By Paul Hampton
The demand to “make poverty history” is winning wide resonance this year and nowhere is it more relevant than in Africa, where the majority of people subsist on $1 a day. But the Commission for Africa report published last week shows how little the ruling class are prepared to do to help the majority of Africans.
The Commission for Africa was appointed last year by Tony Blair. When the G8 meets at Gleneagles in Scotland in July, Blair says he wants Africa on the agenda, with the report centre-stage.
The Commission’s 460-page report published on 11 March is full of catchy sound bites about Africa suffering “a tsunami every month”. Its main emphasis is on “good governance”, security and “inclusion”. Paul Vallely, the main author of the report, said the Commission’s main conclusion was that “one factor underlies all sub-Saharan Africa's difficulties over the past 40 years: the weakness of governance and the absence of an effective state”.
The report, perhaps not suprisingly, fails to identify capitalism as the principal cause of African underdevelopment and it is largely supportive of the neo-liberal model of capitalist development. Nowhere is capitalism mentioned to explain the poverty of Africa, nor indicted for the exploitation of African workers.
The nearest the report comes to criticism is where it states that relying on the private sector to provide infrastructure services in Africa such as water, transport and agricultural markets has been a “serious policy mistake, driven by the international community, that undermined growth prospects and generated a substantial backlog of investment”. And it adds that “forcing poor countries to liberalise through trade agreements is the wrong approach to achieving growth and poverty reduction in Africa, and elsewhere”.
The report is also noticeably meek on the role of the IMF and the World Bank, seeing these institutions as part of the solution to African poverty, rather than part of the problem.

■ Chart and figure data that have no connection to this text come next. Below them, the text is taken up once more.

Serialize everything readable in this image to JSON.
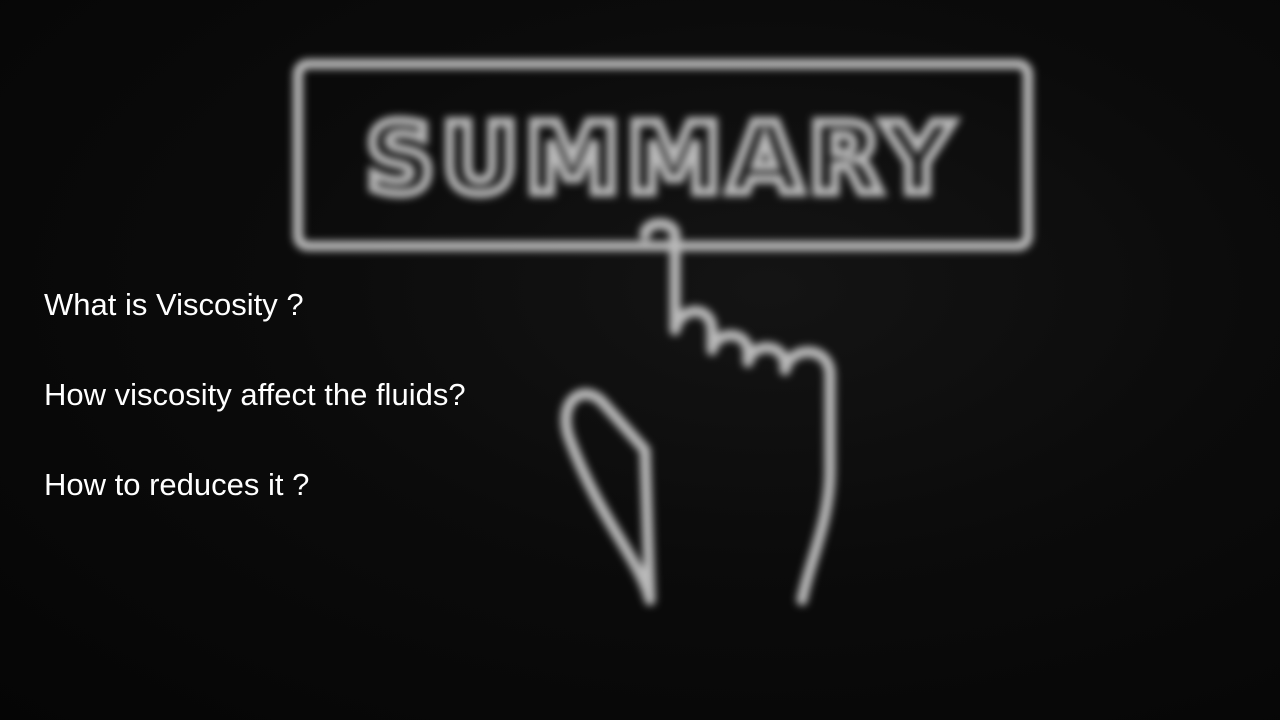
{
  "slide": {
    "background_art": {
      "sign_text": "SUMMARY",
      "hand_icon": "pointing-hand-icon",
      "stroke_color": "#b9b9b9",
      "background_color": "#0b0b0b"
    },
    "bullets": [
      "What is Viscosity ?",
      "How viscosity affect the fluids?",
      "How to reduces it ?"
    ],
    "text_color": "#ffffff"
  }
}
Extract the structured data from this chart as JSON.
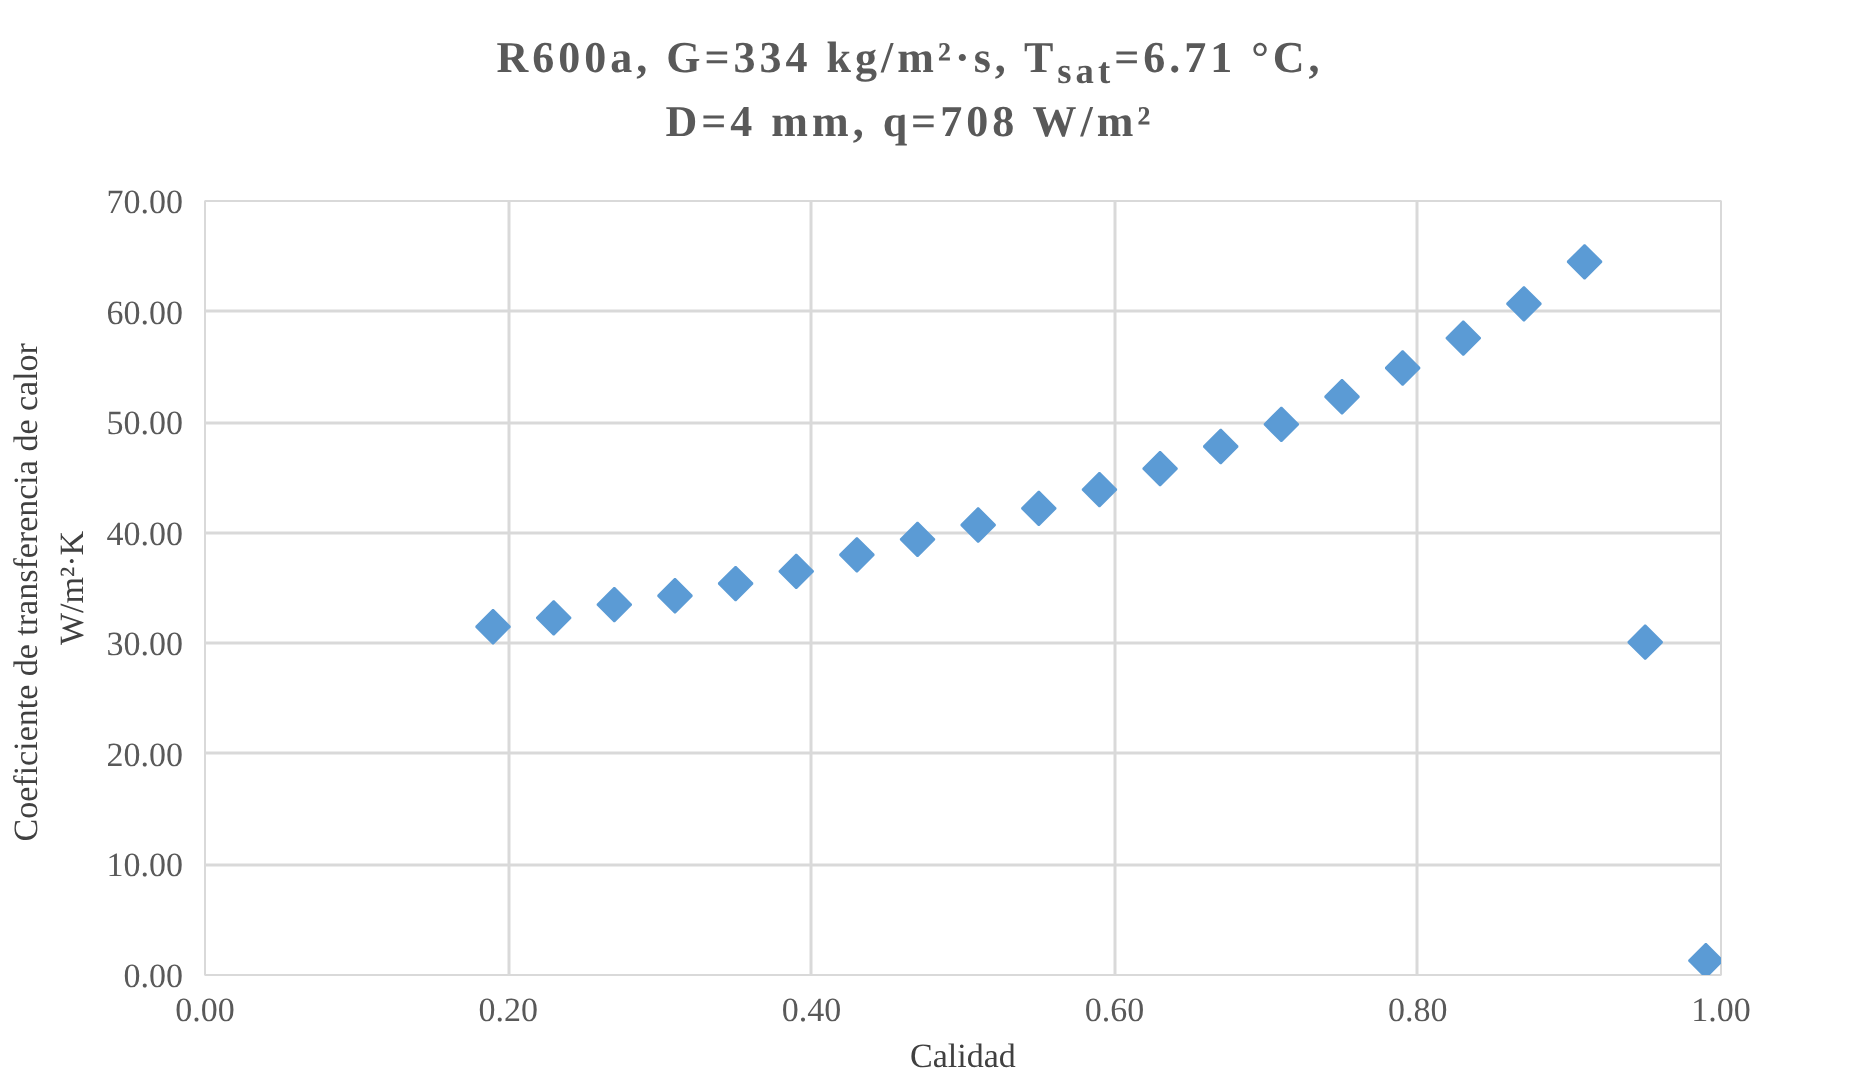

The report urges the World Bank and IMF to “reorient” their missions towards Africa and give the continent greater representation on their boards — but only to serve up the same bitter pill in more attractive packaging.
According to Peter Hardstaff from the World Development Movement (WDM): “Overall the report is a mixed bag. Much of it, while not negative, contains nothing particularly new, innovative or radical… Many of the demands are less far reaching than those proposed by the Brandt Commission over two decades ago.”
Its main recommendations, including the doubling of aid flows to Africa and 100 per cent cancellation of multilateral debts owed by poor countries — are largely restatements of existing UK government policy. Other demands, such as the immediate removal of subsidies on cotton and sugar beet might seem to go further, but in fact have already been decreed by World Trade Organisation rulings.
The extra aid, totalling $25bn (£13bn) a year, requires a mechanism to finance it. The report endorses Gordon Brown’s plan for bond issues repaid from future aid budgets, known as the International Finance Facility. However this has already been rejected by the US and Canada. Just to hedge its bets, the report also mentions French President Chirac’s proposal for a tax on air tickets and aviation fuel to fund development — but with little conviction or argument.
In any case the funds proposed are not enough. The World Health Organisation says to develop basic health services in Africa will cost $65 billion over the next ten years. According to the UN, industrialised countries’ farm subsidies cost developing countries between $125 billion to $310 billion annually in lost sales and lower prices, with Africa one of the main losers.
The report emphasises “boosting African competitiveness” by devoting $10bn of extra aid a year for infrastructure and establishing a $550m facility to improve the investment climate by cutting red tape. In other words the plan is to create a better business environment so that multinationals can reap profits from a more open and stable African economy.
At best the report promotes the needs of the African business class. The needs and interests of African workers are almost completely overlooked.